Ugo Matulic About Norval Morrisseau



Norval Morrisseau in front of "ANDROGYNY" (12'x20', 1983) at the National Gallery of Canada /© 2006 Bruno Schlumberger, CanWest News Service/
~ This painting was donated by Norval Morrisseau to the Canadian people on April 15, 1983.

Created by world-renowned Canadian Aboriginal painter Norval Morrisseau, the Androgyny was installed In the Office of the Secretary to the Governor General (OSGG) in the Rideau Hall (Ottawa) that replaced Charlottetown Revisited, a work created by the Jean Paul Lemieux.

The loan of Androgyny to Rideau Hall was made possible thanks to a partnership with the Department of Indian and Northern Affairs Canada (currently known as the Aboriginal Affairs and Northern Development Canada), and the Indian and Inuit Art Centre (currently known as the Aboriginal Art Centre). The piece had been on display from September 18th, 2008 until June 20th, 2012 and was seen by hundreds of thousand of the Rideau Hall's guests and visitors...
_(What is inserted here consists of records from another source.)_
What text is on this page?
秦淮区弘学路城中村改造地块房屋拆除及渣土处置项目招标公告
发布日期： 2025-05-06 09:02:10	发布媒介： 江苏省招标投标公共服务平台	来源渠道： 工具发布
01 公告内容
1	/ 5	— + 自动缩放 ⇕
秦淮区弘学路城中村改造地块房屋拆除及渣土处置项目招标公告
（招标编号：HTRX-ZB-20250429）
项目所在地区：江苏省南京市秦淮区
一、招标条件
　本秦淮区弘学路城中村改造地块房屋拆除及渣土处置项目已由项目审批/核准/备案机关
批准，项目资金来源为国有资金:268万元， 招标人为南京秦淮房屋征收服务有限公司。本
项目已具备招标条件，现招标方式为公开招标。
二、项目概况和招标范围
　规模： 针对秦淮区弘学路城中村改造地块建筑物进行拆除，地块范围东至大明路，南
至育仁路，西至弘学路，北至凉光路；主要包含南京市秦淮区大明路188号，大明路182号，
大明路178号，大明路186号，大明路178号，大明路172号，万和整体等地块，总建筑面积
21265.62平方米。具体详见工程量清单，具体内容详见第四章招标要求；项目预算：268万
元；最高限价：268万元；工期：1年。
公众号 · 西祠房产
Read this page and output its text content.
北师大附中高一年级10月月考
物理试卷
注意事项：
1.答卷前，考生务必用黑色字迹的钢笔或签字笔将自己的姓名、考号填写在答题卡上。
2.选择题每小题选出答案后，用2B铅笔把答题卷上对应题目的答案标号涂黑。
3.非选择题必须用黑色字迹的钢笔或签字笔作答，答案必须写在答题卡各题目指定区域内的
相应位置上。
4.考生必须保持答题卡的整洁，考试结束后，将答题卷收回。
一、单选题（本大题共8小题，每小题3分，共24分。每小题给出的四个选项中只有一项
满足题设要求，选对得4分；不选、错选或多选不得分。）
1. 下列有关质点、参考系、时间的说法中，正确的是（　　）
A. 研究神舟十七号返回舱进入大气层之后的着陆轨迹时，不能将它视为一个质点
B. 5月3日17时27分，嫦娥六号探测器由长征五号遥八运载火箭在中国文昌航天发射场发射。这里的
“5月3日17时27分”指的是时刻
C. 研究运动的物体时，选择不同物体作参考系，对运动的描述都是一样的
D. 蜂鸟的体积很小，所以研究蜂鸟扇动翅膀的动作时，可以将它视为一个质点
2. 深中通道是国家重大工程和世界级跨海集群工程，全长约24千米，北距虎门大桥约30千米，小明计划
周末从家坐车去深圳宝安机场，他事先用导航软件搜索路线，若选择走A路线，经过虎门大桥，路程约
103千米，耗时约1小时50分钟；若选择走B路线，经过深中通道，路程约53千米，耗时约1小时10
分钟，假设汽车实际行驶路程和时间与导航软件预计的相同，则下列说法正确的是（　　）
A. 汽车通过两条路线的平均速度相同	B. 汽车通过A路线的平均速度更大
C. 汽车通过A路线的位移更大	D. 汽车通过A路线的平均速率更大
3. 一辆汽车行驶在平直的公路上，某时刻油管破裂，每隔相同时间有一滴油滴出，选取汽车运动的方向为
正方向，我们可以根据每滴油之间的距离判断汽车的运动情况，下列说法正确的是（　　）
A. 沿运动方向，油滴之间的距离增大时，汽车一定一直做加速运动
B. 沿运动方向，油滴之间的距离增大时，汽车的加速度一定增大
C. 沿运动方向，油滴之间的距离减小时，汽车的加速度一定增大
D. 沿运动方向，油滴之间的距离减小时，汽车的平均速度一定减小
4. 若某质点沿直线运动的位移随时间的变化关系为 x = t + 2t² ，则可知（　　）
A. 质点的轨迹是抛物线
Norval Morrisseau at his sold out exhibition in 1962 at the Pollock Gallery in Toronto; interviewed by June Calwood, called himself an Indian.

Norval Morrisseau never cared about being politically correct or politically incorrect. He was an artist who knew his importance in promoting the cultural heritage of his people, The Great Ojibway. He was also an artist who literally painted his life, as many paintings he created represented a very intimate side of his personality and actual people who he was associated with... 

All that is happening with his Legacy NOW is just the testament that the MORRISSEAU STARDOM is just about to explode into the hearts of the HUMANKIND.

... In my opinion the Government of Canada could have honoured Norval Morrisseau in a much better way if they had investigated themselves through legal authorities at their disposal, these controversial and not-so-controversial issues that are damaging Norval Morrisseau's art market and consequently his legacy. The legacy and great body of artwork by the late Norval Morrisseau is a 'National Treasure' that will honour the commitment made by the Canadian Government in regards to our unique and diverse cultural heritage to be enjoyed by future generations of Canadians and other humans.

"He was the Master and Masters belong to the World."

Ugo Matulić, Collector & Researcher


* The photograph in this post was taken in Ottawa in February, 2006 at the opening of the "Norval Morrisseau - Shaman Artist". The first solo exhibition featuring a First Nations artist in 126-year history of the National Gallery of Canada.